Boundary Waters becomes Minnesota’s first ‘Dark Sky Sanctuary’

12September 2020

Anyone who has camped in the Boundary Waters Canoe Area Wilderness knows that looking up into an unimpeded night sky is one of the joys of the trip, whether it’s to see the Milky Way, the Big Dipper or the aurora borealis.

Now, the International Dark Sky Association has declared the wilderness a certified International Dark Sky Sanctuary, the first one in Minnesota and only the 13th in the world.

At just over 1 million acres, the federal wilderness in northeastern Minnesota — part of the Superior National Forest — is the largest Dark Sky Sanctuary to date.

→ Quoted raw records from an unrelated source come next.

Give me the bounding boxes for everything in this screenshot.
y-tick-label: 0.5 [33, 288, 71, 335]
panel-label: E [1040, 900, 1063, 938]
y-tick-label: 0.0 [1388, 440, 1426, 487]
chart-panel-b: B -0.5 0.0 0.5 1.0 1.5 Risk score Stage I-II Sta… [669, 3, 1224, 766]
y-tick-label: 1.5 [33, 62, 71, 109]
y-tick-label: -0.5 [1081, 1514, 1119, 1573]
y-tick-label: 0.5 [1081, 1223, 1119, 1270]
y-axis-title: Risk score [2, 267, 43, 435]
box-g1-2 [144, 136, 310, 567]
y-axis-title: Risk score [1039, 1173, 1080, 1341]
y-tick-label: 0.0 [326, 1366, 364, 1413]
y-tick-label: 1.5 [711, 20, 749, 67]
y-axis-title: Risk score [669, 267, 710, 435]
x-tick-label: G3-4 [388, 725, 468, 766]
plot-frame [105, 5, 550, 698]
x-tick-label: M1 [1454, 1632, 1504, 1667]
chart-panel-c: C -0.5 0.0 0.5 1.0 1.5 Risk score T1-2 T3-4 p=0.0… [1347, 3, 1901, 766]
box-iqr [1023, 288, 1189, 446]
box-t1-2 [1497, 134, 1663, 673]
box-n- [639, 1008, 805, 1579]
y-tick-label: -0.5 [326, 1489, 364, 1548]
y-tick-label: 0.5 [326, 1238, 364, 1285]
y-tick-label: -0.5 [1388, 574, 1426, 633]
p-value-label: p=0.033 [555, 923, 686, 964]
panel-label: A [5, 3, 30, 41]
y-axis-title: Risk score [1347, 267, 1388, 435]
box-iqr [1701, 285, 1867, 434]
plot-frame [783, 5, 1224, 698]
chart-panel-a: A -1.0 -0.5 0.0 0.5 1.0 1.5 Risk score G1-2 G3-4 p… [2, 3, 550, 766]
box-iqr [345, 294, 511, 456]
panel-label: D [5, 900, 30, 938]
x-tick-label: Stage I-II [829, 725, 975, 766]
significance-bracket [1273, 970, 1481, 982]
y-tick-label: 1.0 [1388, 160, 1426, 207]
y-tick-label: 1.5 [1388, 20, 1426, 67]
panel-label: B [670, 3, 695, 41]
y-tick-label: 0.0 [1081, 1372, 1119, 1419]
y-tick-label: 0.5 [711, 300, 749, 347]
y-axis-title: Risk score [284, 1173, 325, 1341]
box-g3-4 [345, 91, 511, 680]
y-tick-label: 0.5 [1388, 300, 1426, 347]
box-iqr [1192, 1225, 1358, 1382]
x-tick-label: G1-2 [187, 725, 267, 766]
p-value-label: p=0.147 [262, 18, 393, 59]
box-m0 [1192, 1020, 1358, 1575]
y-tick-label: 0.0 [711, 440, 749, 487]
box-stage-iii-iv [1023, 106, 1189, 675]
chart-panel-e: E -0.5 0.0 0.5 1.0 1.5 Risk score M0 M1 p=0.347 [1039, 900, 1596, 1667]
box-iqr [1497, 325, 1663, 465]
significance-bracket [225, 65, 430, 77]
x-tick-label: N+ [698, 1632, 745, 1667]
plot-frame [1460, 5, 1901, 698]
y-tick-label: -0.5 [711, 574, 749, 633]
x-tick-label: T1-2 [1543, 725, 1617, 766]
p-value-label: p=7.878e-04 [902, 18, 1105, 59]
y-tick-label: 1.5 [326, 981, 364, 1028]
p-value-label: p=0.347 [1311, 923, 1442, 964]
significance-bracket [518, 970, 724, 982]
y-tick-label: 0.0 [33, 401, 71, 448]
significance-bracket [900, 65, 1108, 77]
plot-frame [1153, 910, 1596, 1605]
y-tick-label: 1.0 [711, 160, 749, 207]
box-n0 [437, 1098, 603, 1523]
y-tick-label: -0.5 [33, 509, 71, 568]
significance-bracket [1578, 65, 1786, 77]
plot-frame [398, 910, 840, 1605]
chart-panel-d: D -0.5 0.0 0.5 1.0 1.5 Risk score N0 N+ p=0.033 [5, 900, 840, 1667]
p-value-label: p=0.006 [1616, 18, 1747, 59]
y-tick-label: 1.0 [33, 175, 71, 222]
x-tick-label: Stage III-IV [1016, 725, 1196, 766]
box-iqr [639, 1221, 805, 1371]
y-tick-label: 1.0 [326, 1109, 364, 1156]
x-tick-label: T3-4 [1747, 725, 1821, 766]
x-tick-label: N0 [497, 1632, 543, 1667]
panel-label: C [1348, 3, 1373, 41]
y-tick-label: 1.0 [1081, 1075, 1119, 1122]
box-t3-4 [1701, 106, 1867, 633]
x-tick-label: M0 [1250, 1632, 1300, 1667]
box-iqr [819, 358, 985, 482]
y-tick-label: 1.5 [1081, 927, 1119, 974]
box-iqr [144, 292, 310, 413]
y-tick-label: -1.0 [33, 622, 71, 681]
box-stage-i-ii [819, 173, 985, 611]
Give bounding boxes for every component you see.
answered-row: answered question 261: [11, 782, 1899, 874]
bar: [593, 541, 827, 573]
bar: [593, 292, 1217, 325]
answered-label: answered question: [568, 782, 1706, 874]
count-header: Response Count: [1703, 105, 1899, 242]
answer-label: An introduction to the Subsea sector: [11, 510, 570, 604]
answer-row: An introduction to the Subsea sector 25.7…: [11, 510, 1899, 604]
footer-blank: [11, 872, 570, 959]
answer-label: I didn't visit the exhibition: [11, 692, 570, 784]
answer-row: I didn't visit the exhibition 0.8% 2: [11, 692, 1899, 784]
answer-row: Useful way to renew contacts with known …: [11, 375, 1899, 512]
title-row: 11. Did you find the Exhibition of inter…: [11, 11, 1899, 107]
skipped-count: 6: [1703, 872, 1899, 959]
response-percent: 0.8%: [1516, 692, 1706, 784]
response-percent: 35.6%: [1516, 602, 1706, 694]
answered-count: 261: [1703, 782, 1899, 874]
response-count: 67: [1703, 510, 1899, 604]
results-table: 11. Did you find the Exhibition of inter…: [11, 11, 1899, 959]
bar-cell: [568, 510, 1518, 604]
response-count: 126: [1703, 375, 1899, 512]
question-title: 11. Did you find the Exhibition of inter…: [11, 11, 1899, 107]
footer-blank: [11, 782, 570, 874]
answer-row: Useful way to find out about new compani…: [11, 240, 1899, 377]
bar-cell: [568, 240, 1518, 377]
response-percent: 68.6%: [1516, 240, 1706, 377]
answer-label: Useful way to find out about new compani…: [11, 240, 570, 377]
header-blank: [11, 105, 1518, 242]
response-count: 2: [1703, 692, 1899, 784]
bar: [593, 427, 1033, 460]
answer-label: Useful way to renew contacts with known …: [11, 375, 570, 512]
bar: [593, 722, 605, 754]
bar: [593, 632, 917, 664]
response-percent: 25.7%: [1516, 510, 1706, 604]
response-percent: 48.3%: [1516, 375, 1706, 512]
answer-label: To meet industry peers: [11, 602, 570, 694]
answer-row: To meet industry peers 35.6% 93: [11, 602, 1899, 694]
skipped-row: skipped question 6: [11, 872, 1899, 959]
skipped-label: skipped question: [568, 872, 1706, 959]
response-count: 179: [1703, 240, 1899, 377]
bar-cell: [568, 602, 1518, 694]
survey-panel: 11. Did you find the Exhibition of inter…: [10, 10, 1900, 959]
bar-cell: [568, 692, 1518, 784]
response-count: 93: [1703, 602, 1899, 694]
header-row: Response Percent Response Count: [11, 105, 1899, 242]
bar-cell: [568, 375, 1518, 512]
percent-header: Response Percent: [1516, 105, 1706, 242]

The International Dark Sky Association is a nonprofit organization founded in 1988 with the goal of reducing light pollution and protecting night skies for the present and into the future. A Dark Sky Sanctuary is “public or private land that has an exceptional or distinguished quality of starry nights and a nocturnal environment that is protected for its scientific, natural or educational value, its cultural heritage and/or public enjoyment.”

“Experiencing the night sky provides perspective, inspiration and leads us to reflect on our humanity and place in the universe,’’ the association noted in making the announcement this week. “The history of scientific discovery and even human curiosity itself is indebted to the natural night sky.”

The effort to certify the Boundary Waters wilderness has been underway since 2008. Far from any major city or development, most of the wilderness is beyond the glow of outdoor lighting that “pollutes” the sky in most populated parts of the state, nation and world.

According to National Geographic, 80 percent of Americans now can’t view the Milky Way from their homes due to light pollution. Some researchers worry that humans around the globe are losing access to the scientific, philosophical and spiritual benefits of appreciating a dark sky blanketed by stars.

“We are excited to receive the Dark Skies Sanctuary designation for the BWCAW and are committed to preserving dark sky opportunities for future generations,’’ Connie Cummins, supervisor of the Superior National Forest, said in a statement.

Ann Schwaller, Boundary Waters Canoe Area Wilderness program manager for the Superior National Forest, said existing laws and regulations that dictate management of the wilderness already lead “to the protection of the night skies for scientific, natural, educational, cultural and public enjoyment values, which are all part of protecting wilderness character.”

The Voyageurs National Park Association, a nonprofit group that promotes Minnesota’s only national park, has also applied for formal Dark Sky Sanctuary certification for the park and hopes to receive the official status by year’s end.